The $W$ in the slide is the concatenation of $W$ and $b$: `W = [fc.weight, fc.bias.reshape(-1,1)]`


**Couse material: Lec 23, page 26**

In [None]:
grad_x2_pt = model.x2.grad
grad_W1_W_pt = model.fc1.weight.grad
grad_W1_b_pt = model.fc1.bias.grad

grad_x2_manual = torch.mm(grad_x3_manual, model.fc1.weight)
grad_W1_W_manual = torch.mm(model.x2.t(), grad_x3_manual)
grad_W1_b_manual = grad_x3_manual.sum(dim=0)

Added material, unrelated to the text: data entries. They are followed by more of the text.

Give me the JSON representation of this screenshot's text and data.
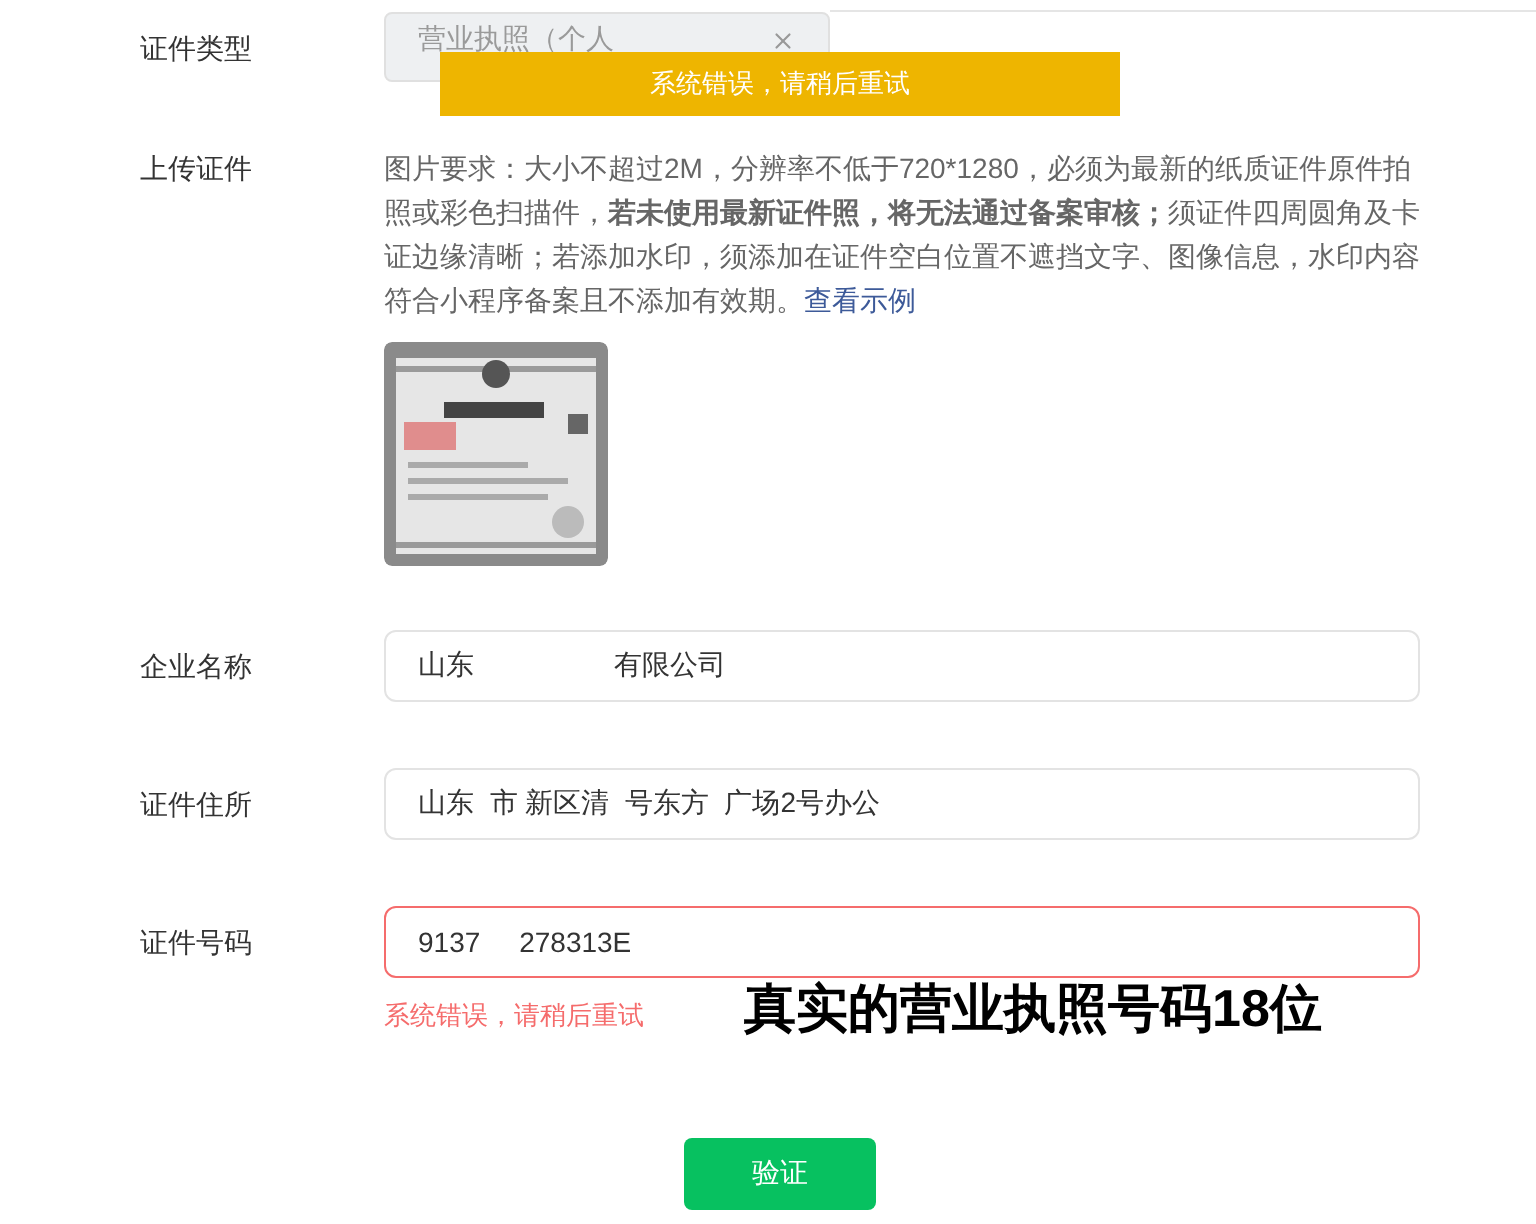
{
  "toast": {
    "text": "系统错误，请稍后重试"
  },
  "fields": [
    {
      "kind": "select",
      "label": "证件类型",
      "placeholder": "营业执照（个人",
      "disabled": true
    },
    {
      "kind": "upload",
      "label": "上传证件",
      "hint_parts": [
        "图片要求：大小不超过2M，分辨率不低于720*1280，必须为最新的纸质证件原件拍照或彩色扫描件，**若未使用最新证件照，将无法通过备案审核；**须证件四周圆角及卡证边缘清晰；若添加水印，须添加在证件空白位置不遮挡文字、图像信息，水印内容符合小程序备案且不添加有效期。"
      ],
      "link": "查看示例"
    },
    {
      "kind": "input",
      "label": "企业名称",
      "value": "山东　　　　　有限公司",
      "invalid": false
    },
    {
      "kind": "input",
      "label": "证件住所",
      "value": "山东  市 新区清  号东方  广场2号办公",
      "invalid": false
    },
    {
      "kind": "input",
      "label": "证件号码",
      "value": "9137     278313E",
      "invalid": true,
      "error": "系统错误，请稍后重试"
    }
  ],
  "annotation": "真实的营业执照号码18位",
  "submit": {
    "label": "验证"
  }
}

print('x2: max difference between gt and yours:', (grad_x2_pt - grad_x2_manual.reshape(-1)).abs().max())
print('W1_W: max difference between gt and yours:', (grad_W1_W_pt.reshape(-1) - grad_W1_W_manual.reshape(-1)).abs().max())
print('W1_b: max difference between gt and yours:', (grad_W1_b_pt.reshape(-1) - grad_W1_b_manual.reshape(-1)).abs().max())

x2: max difference between gt and yours: tensor(2.4661, grad_fn=<MaxBackward1>)
W1_W: max difference between gt and yours: tensor(1.8607, grad_fn=<MaxBackward1>)
W1_b: max difference between gt and yours: tensor(2.9955)